Contou-nos que uma vez na Santa Missa, durante a elevação do cálice, ouviu no fundo da sua alma as palavras: “Et ego si exaltatus fuero a terra omnia traham ad me ipsum" - “E eu, quando for levantado sobre a terra, atrairei tudo a Mim”- Colocar Cristo no cimo da cada trabalho, de cada atividade humana, essa era a nossa missão. Considero uma grande graça ter ouvido dos seus lábios a explicação de vários aspetos da nossa vida, tanto ascéticos como apostólicos. O nosso Padre falava com completo convencimento sobre o que é a Obra, porque a “viu”. A propósito de vocação, muitas vezes nos falou da liberdade, da liberdade dos filhos de Deus, que não está em antagonismo com a entrega, pelo contrário, é necessária para viver a entrega.

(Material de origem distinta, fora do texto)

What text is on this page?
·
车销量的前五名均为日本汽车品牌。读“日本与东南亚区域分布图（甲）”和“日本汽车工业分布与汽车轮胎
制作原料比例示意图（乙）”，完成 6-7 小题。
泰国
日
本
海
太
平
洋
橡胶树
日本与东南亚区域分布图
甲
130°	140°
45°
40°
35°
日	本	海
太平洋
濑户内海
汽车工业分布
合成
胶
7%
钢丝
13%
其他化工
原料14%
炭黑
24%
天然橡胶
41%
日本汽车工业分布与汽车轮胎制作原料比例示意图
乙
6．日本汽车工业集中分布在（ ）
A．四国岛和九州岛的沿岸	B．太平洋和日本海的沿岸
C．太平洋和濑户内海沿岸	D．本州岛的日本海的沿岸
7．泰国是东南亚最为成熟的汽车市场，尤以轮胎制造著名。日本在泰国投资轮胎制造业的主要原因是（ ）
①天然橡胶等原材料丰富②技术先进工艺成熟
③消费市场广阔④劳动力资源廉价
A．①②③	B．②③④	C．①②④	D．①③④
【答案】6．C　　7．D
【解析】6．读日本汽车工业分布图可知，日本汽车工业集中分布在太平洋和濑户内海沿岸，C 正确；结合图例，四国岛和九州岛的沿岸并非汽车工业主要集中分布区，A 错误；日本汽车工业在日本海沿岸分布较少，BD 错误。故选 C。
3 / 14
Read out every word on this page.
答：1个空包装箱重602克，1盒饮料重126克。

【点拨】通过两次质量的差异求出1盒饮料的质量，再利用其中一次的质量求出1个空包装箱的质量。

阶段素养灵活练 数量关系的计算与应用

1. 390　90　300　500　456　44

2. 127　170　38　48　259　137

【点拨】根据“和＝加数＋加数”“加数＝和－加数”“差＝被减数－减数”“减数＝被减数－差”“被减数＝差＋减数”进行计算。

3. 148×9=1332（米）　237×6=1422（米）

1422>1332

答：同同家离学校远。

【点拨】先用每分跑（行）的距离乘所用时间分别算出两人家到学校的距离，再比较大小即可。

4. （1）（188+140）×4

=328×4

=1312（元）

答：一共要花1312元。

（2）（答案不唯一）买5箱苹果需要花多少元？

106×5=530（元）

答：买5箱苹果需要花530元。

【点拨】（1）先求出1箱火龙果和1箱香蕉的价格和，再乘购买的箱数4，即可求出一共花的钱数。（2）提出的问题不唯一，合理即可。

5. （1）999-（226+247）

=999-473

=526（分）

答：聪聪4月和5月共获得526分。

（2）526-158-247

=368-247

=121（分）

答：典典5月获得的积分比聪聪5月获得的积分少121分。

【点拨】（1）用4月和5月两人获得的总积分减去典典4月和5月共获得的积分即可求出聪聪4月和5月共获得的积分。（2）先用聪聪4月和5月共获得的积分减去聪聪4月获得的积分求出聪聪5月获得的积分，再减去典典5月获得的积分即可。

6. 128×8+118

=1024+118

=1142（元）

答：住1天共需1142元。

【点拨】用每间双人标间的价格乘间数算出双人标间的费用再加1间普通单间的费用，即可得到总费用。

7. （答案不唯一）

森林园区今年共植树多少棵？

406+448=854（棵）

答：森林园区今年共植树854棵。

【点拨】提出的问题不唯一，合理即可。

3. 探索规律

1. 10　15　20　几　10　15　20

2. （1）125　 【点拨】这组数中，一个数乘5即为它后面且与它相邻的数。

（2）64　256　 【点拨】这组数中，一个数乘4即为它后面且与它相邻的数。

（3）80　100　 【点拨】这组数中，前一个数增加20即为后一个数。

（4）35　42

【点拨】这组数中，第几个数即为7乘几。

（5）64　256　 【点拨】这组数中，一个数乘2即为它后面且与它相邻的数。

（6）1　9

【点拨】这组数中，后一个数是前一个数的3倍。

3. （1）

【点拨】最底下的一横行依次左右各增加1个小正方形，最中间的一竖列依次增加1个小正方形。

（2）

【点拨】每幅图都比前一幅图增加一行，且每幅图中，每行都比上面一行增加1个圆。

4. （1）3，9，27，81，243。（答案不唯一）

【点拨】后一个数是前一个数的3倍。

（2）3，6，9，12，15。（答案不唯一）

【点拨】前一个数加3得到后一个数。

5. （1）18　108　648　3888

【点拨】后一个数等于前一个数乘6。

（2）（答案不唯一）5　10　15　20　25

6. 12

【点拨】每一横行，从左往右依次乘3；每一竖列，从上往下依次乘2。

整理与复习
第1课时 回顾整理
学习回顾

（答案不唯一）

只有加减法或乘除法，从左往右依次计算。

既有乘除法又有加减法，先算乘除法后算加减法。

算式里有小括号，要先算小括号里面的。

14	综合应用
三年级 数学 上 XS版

Liberdade que temos obrigação de respeitar e defender, tanto a nossa própria como a alheia.

O outro tema que me tocou profundamente, porque era muito evidente no Padre, foi o amor à Igreja e ao Santo Padre. Amor que exprimia não só em palavras mas com a sua atitude e carinho. De cada vez que tinha algum encontro com o Papa – era então Paulo VI – pedia-nos que rezássemos. Eram os últimos anos do Concílio Vaticano II, e lembro-me de que em Roma se viam muitos bispos e cardeais. Pedia-nos que rezássemos pela Igreja. Via-se que sofria pela errónea interpretação do Concílio nalguns campos e pela desobediência de algumas pessoas, embora nunca perdesse a paz nem a alegria habituais. Falava-nos do amor incondicional ao Papa, quem quer que fosse, da necessidade de uma obediência filial na expansão do reino de Deus, sempre em união com o Santo Padre. Fazia-nos conscientes da necessidade de fidelidade e lealdade, e de sermos sempre muito piedosas. Preocupava-se pela nossa formação doutrinal e espiritual, pela qualidade das leituras.

Gostava de dar alegrias ao Santo Padre. Lembro-me da visita de Paulo VI ao Centro ELIS -Centro de preparação profissional técnica para rapazes -, durante a sua inauguração em Novembro de 1965. Trata-se de uma obra corporativa do Opus Dei no Tiburtino, então um bairro pobre de Roma.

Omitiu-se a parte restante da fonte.